1 July 2022
The term ‘superannuation guarantee’ might not be one you come across every day, but it’s important to understand because it dictates the minimum percentage of your earnings that your employer has to pay into your super. This money will help fund your retirement.
To understand the importance of the superannuation guarantee, you need to know how it relates to your super. Super is the money paid into your chosen super fund and saved for your retirement. You can contribute personal/voluntary contributions to your super at any time1 and your employer has a legal obligation to contribute regular payments on your behalf2 . Many people will use their super alongside any government age pension payments they’re entitled to, to live a more comfortable lifestyle when they stop working.
The superannuation guarantee
The superannuation guarantee, or SG, dictates the minimum percentage of your earnings your employer needs to pay into your super fund. The Australian Government controls and legislates the super guarantee.
The SG can change over time so it’s important to know the basics so you can be confident you’re being paid the correct amount of super, and are aware of any future changes which might impact your retirement income.
SG contributions are important for future financial security
The superannuation guarantee is an important part of the superannuation system. It was introduced on 1 July 1992 to increase the financial security of Australians once they are no longer working. Its aim is to provide funding for Australians in retirement, so that fewer people have to rely solely on the Government Aged Pension as a source of income.
What is the superannuation guarantee rate?
From 1 July 2022 the superannuation guarantee rate increased to 10.5%. This is an increase of 0.5%.
The super rate is due to increase a further 0.5% each year until it reaches 12% in 2025. These increases have been legislated by the Australian Government.
What does an increase to 12% SG look like?
Increasing the super guarantee rate will mean Australians accumulate more superannuation over their working lives, increasing the likelihood of a comfortable retirement.
The superannuation guarantee increase is planned as:
|Date||Raised SG||Increase from 9.5%|
|1 July 2021||10%||+ 0. 5%|
|1 July 2022||10.5%||+ 1%|
|1 July 2023||11%||+ 1.5%|
|1 July 2024||11.5%||+ 2%|
|1 July 2025||12%||+ 2.5%|
Over the period of your working life, that could have a sizeable impact on your super balance. For an average male or female AustralianSuper member, it's estimated that increasing the SG to 12% could mean retiring with an additional $40,000, and for someone new to the workforce and the Fund, it could mean an additional $90,0003.
Calculate what 12% SG looks like for you
A rise to 12% SG means you will be paid more super and therefore have a higher balance to earn returns from over your accumulation years, and in retirement.

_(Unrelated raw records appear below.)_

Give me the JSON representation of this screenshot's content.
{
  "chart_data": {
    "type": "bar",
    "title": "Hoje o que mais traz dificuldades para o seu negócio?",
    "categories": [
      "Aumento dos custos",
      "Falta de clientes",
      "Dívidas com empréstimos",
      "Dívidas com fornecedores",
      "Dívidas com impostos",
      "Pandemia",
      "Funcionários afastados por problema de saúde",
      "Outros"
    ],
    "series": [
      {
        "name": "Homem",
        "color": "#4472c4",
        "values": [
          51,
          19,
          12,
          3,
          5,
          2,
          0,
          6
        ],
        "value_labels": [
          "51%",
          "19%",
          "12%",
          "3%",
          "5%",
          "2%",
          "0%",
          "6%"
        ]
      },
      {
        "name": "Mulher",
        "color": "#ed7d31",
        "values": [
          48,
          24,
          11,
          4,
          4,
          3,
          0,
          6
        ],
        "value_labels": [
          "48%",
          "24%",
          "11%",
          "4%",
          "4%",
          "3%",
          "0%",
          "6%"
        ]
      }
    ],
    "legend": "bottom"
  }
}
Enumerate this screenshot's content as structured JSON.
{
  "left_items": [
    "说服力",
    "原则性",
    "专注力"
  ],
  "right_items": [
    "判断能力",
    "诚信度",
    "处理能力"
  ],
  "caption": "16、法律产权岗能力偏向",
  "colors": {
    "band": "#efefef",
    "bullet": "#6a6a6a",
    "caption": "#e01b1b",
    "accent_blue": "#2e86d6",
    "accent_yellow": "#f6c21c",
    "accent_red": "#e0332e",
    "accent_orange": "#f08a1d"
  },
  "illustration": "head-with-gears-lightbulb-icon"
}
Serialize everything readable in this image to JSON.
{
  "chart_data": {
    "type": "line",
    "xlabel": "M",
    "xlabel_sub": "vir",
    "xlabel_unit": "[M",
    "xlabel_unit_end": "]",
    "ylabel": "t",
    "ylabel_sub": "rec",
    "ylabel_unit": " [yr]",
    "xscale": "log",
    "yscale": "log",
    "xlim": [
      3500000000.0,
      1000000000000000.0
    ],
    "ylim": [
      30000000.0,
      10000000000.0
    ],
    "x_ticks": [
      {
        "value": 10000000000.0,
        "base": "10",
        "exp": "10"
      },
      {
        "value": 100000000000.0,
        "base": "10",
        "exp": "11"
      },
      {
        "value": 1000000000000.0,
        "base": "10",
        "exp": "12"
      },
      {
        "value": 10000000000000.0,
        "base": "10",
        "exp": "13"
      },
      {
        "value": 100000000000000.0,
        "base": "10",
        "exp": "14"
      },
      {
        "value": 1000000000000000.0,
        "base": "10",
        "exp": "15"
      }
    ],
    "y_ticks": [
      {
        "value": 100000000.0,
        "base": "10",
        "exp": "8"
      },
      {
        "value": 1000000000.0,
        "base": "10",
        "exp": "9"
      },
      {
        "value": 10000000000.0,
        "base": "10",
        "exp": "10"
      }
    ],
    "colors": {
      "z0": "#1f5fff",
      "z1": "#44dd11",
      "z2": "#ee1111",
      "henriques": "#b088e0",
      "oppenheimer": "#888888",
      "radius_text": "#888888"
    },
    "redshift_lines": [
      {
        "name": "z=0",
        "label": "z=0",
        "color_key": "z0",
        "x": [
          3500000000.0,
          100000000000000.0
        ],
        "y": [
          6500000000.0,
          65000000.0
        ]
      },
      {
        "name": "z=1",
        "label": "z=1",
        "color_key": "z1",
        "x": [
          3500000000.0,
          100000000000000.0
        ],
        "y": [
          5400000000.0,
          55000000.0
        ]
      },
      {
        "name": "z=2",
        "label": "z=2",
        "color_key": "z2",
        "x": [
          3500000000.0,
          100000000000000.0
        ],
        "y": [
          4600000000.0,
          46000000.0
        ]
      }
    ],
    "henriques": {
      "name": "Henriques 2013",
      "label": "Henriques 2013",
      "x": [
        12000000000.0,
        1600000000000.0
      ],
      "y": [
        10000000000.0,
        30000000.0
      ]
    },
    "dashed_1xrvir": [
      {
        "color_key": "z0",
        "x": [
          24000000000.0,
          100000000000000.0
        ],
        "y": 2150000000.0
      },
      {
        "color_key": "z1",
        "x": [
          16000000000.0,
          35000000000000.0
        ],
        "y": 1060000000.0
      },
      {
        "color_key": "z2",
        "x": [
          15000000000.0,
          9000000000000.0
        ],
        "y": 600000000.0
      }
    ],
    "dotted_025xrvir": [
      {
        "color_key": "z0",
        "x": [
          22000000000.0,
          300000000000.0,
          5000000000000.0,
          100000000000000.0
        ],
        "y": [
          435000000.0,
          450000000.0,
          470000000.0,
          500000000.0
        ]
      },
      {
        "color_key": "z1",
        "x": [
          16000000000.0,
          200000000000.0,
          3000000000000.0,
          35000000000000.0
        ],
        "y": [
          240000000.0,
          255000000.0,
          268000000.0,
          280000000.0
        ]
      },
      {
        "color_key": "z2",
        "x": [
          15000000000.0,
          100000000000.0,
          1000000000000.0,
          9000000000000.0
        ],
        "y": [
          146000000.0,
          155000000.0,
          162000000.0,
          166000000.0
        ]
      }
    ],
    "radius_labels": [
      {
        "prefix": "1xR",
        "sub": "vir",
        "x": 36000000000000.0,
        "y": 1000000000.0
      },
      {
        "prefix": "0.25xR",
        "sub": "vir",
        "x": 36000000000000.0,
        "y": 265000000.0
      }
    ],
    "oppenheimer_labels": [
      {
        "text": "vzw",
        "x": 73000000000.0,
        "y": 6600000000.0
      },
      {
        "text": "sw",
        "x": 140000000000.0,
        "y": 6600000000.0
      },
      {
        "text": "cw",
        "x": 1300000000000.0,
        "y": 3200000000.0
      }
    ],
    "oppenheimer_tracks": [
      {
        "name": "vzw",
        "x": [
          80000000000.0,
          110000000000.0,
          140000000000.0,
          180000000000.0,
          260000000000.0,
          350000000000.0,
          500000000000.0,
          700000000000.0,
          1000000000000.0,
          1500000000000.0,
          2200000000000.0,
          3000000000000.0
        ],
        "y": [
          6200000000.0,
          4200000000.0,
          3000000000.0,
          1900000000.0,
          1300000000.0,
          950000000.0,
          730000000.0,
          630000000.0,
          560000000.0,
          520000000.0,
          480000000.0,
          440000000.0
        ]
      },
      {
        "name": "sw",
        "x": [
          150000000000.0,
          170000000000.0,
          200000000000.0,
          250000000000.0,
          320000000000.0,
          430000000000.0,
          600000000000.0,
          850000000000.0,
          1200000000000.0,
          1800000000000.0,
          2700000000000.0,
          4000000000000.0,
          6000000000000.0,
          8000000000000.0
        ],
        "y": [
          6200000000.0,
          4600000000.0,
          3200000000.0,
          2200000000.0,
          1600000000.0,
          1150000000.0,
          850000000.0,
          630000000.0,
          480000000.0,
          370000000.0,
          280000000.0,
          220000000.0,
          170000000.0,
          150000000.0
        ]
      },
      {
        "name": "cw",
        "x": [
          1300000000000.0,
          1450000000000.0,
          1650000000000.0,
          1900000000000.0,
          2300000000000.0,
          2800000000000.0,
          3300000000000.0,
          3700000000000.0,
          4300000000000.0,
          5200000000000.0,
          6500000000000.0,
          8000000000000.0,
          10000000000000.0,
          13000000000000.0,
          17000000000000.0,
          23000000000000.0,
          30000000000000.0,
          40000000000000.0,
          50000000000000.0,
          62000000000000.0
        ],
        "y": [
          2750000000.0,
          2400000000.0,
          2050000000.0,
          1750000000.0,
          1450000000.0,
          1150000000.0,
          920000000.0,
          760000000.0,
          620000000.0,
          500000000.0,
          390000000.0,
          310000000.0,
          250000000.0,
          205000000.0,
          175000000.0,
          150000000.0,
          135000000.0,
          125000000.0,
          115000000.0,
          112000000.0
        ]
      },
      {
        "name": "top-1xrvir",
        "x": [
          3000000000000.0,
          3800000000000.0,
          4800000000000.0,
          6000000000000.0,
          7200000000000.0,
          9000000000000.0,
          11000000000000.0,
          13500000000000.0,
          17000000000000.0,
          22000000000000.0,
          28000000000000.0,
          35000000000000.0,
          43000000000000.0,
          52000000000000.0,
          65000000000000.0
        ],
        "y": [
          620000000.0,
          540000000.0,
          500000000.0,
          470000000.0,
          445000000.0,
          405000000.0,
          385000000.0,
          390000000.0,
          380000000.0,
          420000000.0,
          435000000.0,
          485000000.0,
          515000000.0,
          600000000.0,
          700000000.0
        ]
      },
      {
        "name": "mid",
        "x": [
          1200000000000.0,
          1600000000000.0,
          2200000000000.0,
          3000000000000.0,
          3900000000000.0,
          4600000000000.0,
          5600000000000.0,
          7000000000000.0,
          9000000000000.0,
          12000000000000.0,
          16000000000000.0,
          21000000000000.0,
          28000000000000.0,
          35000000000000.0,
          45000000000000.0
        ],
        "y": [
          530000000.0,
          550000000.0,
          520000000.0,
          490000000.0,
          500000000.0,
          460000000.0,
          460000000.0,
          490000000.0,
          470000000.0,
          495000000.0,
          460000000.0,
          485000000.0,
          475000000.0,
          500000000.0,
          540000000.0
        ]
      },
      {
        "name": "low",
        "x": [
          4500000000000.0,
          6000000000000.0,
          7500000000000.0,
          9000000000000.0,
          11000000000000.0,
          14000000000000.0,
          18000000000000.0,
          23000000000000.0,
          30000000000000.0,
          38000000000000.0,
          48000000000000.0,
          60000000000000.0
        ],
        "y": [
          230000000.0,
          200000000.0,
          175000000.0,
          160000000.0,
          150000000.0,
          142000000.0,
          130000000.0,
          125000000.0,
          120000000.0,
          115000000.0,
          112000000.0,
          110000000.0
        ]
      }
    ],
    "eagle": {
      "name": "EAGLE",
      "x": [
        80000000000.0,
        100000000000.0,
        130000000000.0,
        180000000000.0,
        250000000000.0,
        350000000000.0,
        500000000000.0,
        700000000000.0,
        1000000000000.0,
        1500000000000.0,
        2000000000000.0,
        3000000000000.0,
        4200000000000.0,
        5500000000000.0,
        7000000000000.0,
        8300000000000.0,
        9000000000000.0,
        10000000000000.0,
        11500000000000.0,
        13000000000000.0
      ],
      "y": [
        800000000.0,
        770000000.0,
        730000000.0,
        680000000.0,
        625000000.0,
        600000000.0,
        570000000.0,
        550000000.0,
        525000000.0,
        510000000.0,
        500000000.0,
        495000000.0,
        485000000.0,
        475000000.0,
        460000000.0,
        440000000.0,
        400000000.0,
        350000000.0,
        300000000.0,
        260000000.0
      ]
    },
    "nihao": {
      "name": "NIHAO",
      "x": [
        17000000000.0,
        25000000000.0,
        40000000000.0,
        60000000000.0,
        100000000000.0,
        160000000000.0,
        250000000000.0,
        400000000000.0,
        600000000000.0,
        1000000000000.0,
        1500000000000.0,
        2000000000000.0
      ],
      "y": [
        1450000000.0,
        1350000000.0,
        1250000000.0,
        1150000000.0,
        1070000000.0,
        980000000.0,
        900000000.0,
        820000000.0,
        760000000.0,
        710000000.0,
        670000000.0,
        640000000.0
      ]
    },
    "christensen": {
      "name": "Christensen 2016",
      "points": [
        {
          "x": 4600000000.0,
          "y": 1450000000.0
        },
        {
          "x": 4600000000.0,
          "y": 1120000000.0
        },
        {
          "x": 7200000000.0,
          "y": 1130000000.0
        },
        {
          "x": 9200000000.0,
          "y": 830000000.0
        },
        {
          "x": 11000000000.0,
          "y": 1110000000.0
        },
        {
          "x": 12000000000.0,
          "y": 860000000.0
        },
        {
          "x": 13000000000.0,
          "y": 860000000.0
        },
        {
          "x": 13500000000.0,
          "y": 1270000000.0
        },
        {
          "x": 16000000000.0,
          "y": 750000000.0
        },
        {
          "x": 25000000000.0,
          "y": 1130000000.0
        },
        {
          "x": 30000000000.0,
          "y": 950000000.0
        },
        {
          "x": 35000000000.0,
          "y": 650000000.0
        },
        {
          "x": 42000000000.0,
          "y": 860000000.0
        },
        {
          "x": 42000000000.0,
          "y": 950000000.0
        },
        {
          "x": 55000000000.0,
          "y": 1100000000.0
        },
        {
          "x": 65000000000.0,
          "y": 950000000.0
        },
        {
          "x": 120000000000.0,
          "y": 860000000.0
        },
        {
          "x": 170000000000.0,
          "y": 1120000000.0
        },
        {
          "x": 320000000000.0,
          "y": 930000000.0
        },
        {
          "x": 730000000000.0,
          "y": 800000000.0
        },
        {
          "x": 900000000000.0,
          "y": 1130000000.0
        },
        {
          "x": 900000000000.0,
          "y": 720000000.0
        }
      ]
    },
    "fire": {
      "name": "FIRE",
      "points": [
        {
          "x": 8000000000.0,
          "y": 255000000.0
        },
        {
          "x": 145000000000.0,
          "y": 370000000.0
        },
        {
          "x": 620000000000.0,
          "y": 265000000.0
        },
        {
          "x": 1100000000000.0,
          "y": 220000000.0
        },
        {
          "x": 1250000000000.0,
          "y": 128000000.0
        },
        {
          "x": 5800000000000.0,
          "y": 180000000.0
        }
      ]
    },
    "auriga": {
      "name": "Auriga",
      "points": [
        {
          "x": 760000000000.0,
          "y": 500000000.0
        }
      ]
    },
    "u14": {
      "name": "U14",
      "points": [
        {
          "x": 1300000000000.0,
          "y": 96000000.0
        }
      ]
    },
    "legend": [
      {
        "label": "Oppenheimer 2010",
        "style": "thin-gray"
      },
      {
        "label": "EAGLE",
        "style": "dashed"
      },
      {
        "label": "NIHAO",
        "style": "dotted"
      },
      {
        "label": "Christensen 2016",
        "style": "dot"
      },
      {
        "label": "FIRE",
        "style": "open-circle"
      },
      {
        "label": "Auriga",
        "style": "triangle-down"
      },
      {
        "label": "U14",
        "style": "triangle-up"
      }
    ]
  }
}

Industry Super Australia (ISA) have developed a calculator that shows what that extra percentage could look like for you.
Am I entitled to be paid superannuation?
If you’re an employee, and aged 18 or over then you’re generally eligible to receive SG super contributions. If you’re under 18 you must also work more than 30 hours per week to be entitled to SG contributions. If you’re a contractor you may also be eligible depending on whether you’re considered an employer for super purposes.
Keep track of your super increase to 10.5%
Check your pay slips to make sure you’re being paid super at the correct SG rate, using the chart above as a reference point.
If you’re an AustralianSuper member you can download the free App to view your most recent payments and your balance. You can also check your insurance, update personal details and make contributions.
What should I do if I’m not being paid super?
Talk to your employer first. If you’re unable to resolve your unpaid super query with them, visit the ATO website or call them on 13 10 20 for a step-by-step guide on how to recover missed or underpaid super.
Remember, from 1 July 2022 it's compulsory for employers to pay at least 10.5% of your salary to an eligible super fund like AustralianSuper. These payments need to be made by quarterly deadlines set by the ATO.
1. You should consider your debt
levels, contribution caps that may apply and tax issues before adding to your
super. Limits apply. Visit australiansuper/growyoursuper to
find out more
2. Eligibility requirements apply. Visit www.ato.gov.au for full details.
3. Investment returns are not guaranteed. Past performance is not a reliable indicator of future returns.